第33話
紅海をわたる
ごらんなさい,今起きていることを! 紅海の上につえを差しのべているのは,モーセです。モーセといっしょに無事にこちらの岸に来ているのは,イスラエル人です。しかし,ファラオとその全軍は海でおぼれています。では,どうしてこうなったのかを調べてみることにしましょう。
前に学んだように,神がエジプト人に10番めの災いを下されたあと,ファラオは,エジプトを出て行くようイスラエル人に命じました。大勢の女や子供たちのほかに,およそ60万人のイスラエル人の男子が,エジプトを出て行きました。そればかりか,イスラエル人以外の人で,エホバを信じるようになっていた大勢の人々も,イスラエル人といっしょに出かけたのです。その人々はみな,羊や やぎや家畜を連れて行きました。
出かける前に,イスラエル人はエジプト人に衣服とか,金や銀で作ったものを求めました。エジプト人は,最後の災いを受けてたいへんおそれていたので,イスラエル人が求めるものは何でもあたえました。
数日後,イスラエル人たちは紅海にとう着し,そこで休みました。いっぽう,ファラオとその家来たちは,イスラエル人を去らせたことをくやしく思うようになり,『われわれはどれいを去らせてしまった』と言いました。
それで,ファラオはもう一度考えを変えました。ただちに戦車と兵士を用意させたのです。そして,600台の特別な戦車ばかりか,エジプト中のほかの戦車を使ってイスラエル人を追いかけはじめました。

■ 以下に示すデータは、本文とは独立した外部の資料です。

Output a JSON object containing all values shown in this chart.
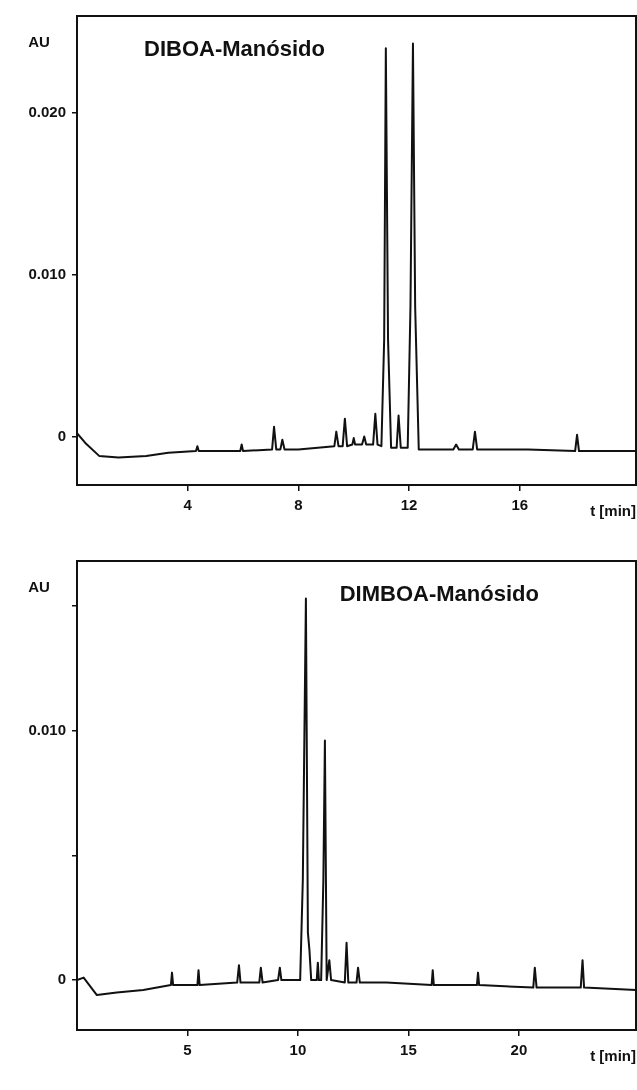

ファラオとその軍隊が追いかけて来るのを見たとき,イスラエル人たちはたいへんおそれました。にげる所はどこにもありませんでした。いっぽうは紅海で,べつの方向からはエジプト人がせまってきていました。しかし,エホバはご自分の民とエジプト人のあいだに雲を置かれました。ですからエジプト人はイスラエル人が見えず,こうげきすることができませんでした。
それからエホバはモーセに,つえを紅海の上に差しのべるよう命令されました。モーセがそのとおりにすると,エホバは強い東風を起こさせました。そのため海の水はわけられて,水は両側にとどまりました。
それで,イスラエル人たちは海の底のかわいた所を進みはじめました。何百万もの人々と動物が海のむこう岸まで無事にわたるには,何時間もかかりました。やっと,エジプト人たちは,イスラエル人を再び見ることができました。自分たちのどれいがにげているのです! エジプト人たちはそのあとを追って海の中へとっ進しました。
すると,神は,エジプト人たちの戦車の車輪がはずれるようになさいました。エジプト人たちはひじょうにおそれて,大声でこうさけびはじめました。『エホバはイスラエル人のためにわたしたちと戦っているのだ。ここから出よう』。しかし,それは手おくれでした。
そのとき,エホバは,絵にあったように,つえを紅海の上に差しのべるようにとモーセにお命じになりました。モーセがそのとおりにすると,水のかべはもとにもどって,エジプト人と戦車をおおいはじめたのです。軍隊全部がイスラエル人のあとを追って海にはいっていました。ですから,ひとりのエジプト人も生き残れませんでした。
神の民たちはみな救われて,どんなにかうれしかったでしょう。男たちは,『エホバはすばらしい勝利をおさめられた。エホバは馬と乗り手たちを海に投げこまれた』という,エホバへの感謝の歌をうたいました。モーセの姉のミリアムはタンバリンを取りました。そして,すべての女たちはタンバリンを持ってミリアムに続きました。男たちと同じように,『エホバはすばらしい勝利をおさめられた。エホバは馬と乗り手たちを海に投げこまれた』とうたいながら,女たちは喜びのあまりおどりました。